Aujourd’hui, et pour obtenir des résultats probants en IA, on se base sur de la surparamétrisation, c’est-à-dire le fait de mettre un nombre de paramètres très grand pour obtenir de meilleures performances. Deux questions se posent ainsi : surparamétrer permet-il véritablement d’obtenir de meilleurs résultats ? Et peut-on reproduire des résultats similaires avec moins de ressources ?

« Qui dit beaucoup de paramètres dit grosses machines et grandes données. Surparamétrer demande des ressources gigantesques », précise Francis Bach, avant de se questionner : « En faisant des grands modèles d’IA, on sait que ça fonctionne. Mais pourquoi ne pas faire avec plus petit ? »

L’enjeu aujourd’hui est ainsi de savoir jusqu’à quel degré de surparamétrisation nous devons aller pour obtenir des résultats probants, dans l’objectif de pouvoir prédire les ressources nécessaires pour un problème donné. Et tout en espérant qu’elles soient moindres.

L’IA frugale passera également par notre capacité, une fois les ressources nécessaires à nos calculs analysées, à faire des compromis. En premier lieu, sur le temps de calcul : « Faire marcher 100 machines pour réduire le temps de calcul consomme beaucoup d’énergie. En acceptant que le temps de calcul soit un peu plus faible, nous pourrions gagner en énergie », explique Francis Bach.

Un autre compromis se trouve dans la performance de l’IA : « Aujourd’hui, il faut que ça fonctionne le mieux possible, le plus rapidement possible. Pourtant, il faudrait être prêt à ajuster et perdre en performance pour avoir quelque chose de moins coûteux. C’est le problème classique du rapport entre bénéfice et risque. On fait toujours des compromis, mais l’intérêt serait que le curseur ne soit plus uniquement bloqué sur la dépense en énergie », conclut-t-il.

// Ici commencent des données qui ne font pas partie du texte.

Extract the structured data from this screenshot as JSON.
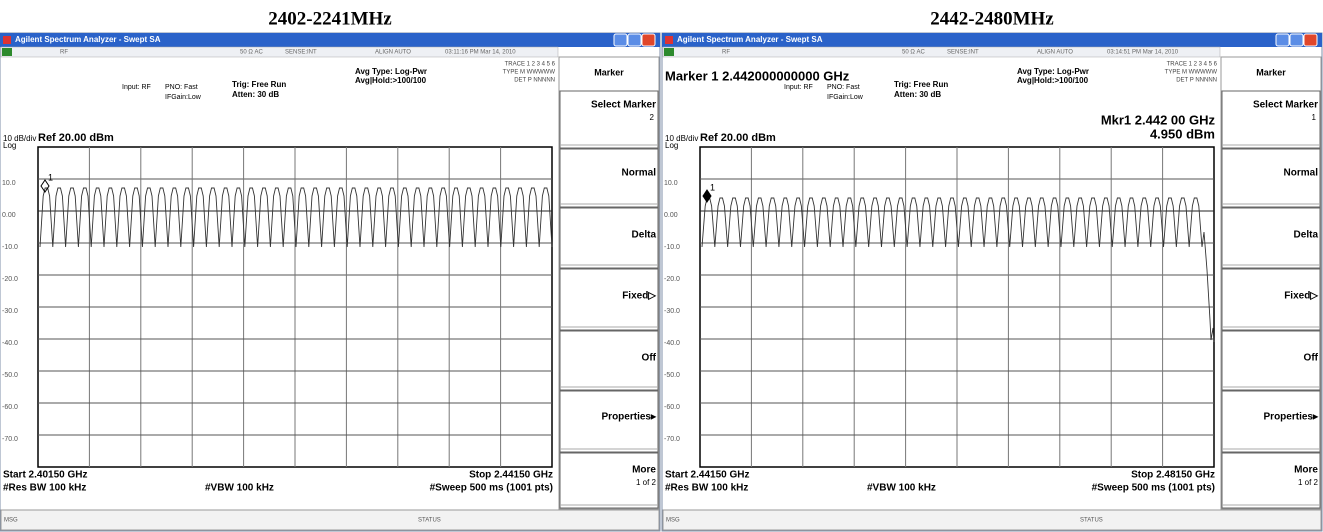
{
  "panels": [
    {
      "heading": "2402-2241MHz",
      "window_title": "Agilent Spectrum Analyzer - Swept SA",
      "status_row": [
        "RF",
        "50 Ω  AC",
        "SENSE:INT",
        "ALIGN AUTO",
        "03:11:16 PM Mar 14, 2010"
      ],
      "settings": {
        "input": "Input: RF",
        "pno": "PNO: Fast",
        "ifgain": "IFGain:Low",
        "trig": "Trig: Free Run",
        "atten": "Atten: 30 dB",
        "avg_type": "Avg Type: Log-Pwr",
        "avg_hold": "Avg|Hold:>100/100"
      },
      "trace_table": [
        "TRACE 1 2 3 4 5 6",
        "TYPE M WWWWW",
        "DET P NNNNN"
      ],
      "scale": "10 dB/div",
      "scale_type": "Log",
      "ref_level": "Ref 20.00 dBm",
      "y_labels": [
        "10.0",
        "0.00",
        "-10.0",
        "-20.0",
        "-30.0",
        "-40.0",
        "-50.0",
        "-60.0",
        "-70.0"
      ],
      "marker_tag": "1",
      "start": "Start 2.40150 GHz",
      "stop": "Stop 2.44150 GHz",
      "res_bw": "#Res BW 100 kHz",
      "vbw": "#VBW 100 kHz",
      "sweep": "#Sweep 500 ms (1001 pts)",
      "status_bar": [
        "MSG",
        "STATUS"
      ],
      "softkeys": {
        "menu": "Marker",
        "select": "Select Marker",
        "select_value": "2",
        "normal": "Normal",
        "delta": "Delta",
        "fixed": "Fixed▷",
        "off": "Off",
        "properties": "Properties▸",
        "more": "More",
        "page": "1 of 2"
      }
    },
    {
      "heading": "2442-2480MHz",
      "window_title": "Agilent Spectrum Analyzer - Swept SA",
      "status_row": [
        "RF",
        "50 Ω  AC",
        "SENSE:INT",
        "ALIGN AUTO",
        "03:14:51 PM Mar 14, 2010"
      ],
      "marker_line": "Marker 1  2.442000000000 GHz",
      "settings": {
        "input": "Input: RF",
        "pno": "PNO: Fast",
        "ifgain": "IFGain:Low",
        "trig": "Trig: Free Run",
        "atten": "Atten: 30 dB",
        "avg_type": "Avg Type: Log-Pwr",
        "avg_hold": "Avg|Hold:>100/100"
      },
      "trace_table": [
        "TRACE 1 2 3 4 5 6",
        "TYPE M WWWWW",
        "DET P NNNNN"
      ],
      "marker_readout": [
        "Mkr1 2.442 00 GHz",
        "4.950 dBm"
      ],
      "scale": "10 dB/div",
      "scale_type": "Log",
      "ref_level": "Ref 20.00 dBm",
      "y_labels": [
        "10.0",
        "0.00",
        "-10.0",
        "-20.0",
        "-30.0",
        "-40.0",
        "-50.0",
        "-60.0",
        "-70.0"
      ],
      "marker_tag": "1",
      "start": "Start 2.44150 GHz",
      "stop": "Stop 2.48150 GHz",
      "res_bw": "#Res BW 100 kHz",
      "vbw": "#VBW 100 kHz",
      "sweep": "#Sweep  500 ms (1001 pts)",
      "status_bar": [
        "MSG",
        "STATUS"
      ],
      "softkeys": {
        "menu": "Marker",
        "select": "Select Marker",
        "select_value": "1",
        "normal": "Normal",
        "delta": "Delta",
        "fixed": "Fixed▷",
        "off": "Off",
        "properties": "Properties▸",
        "more": "More",
        "page": "1 of 2"
      }
    }
  ]
}
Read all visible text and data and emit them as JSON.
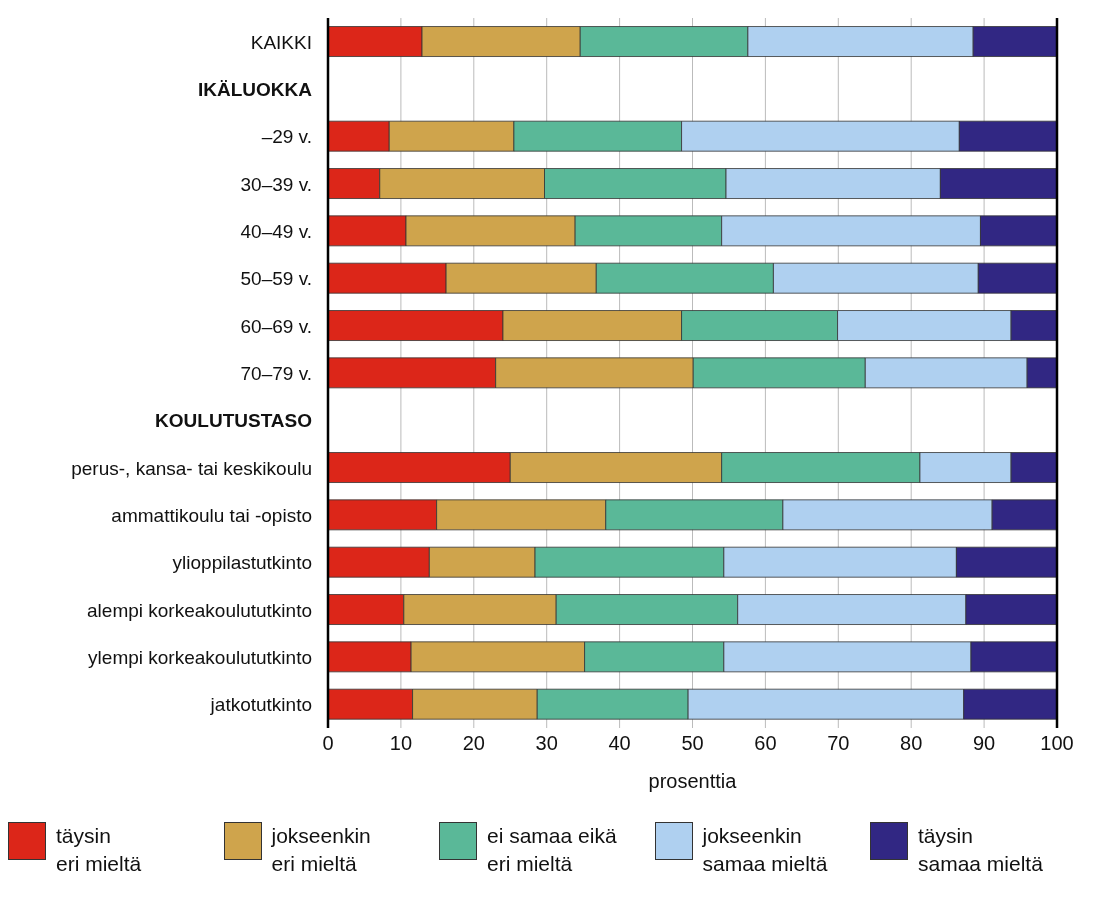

Francis Bach, conférencier à l’ICM 2022

Francis Bach sera conférencier à l'International Congress of Mathematicians (ICM) 2022, qui se tiendra en ligne du 6 au 14 juillet.

Francis Bach
© Inria / photo C. Morel

Son intervention, programmée le 13 juillet de 14:15 à 15:00 (room 6), portera sur des travaux en collaboration avec Lénaïc Chizat, actuellement professeur à l’EPFL, dans lesquels ils ont montré que la descente de gradient, l’algorithme d’optimisation le plus couramment utilisé pour l’apprentissage des réseaux de neurones surparamétrés, atteignait le minimum global de la fonction objectif qu’elle cherche à minimiser, donnant ainsi une justification partielle au besoin de surparamétrisation.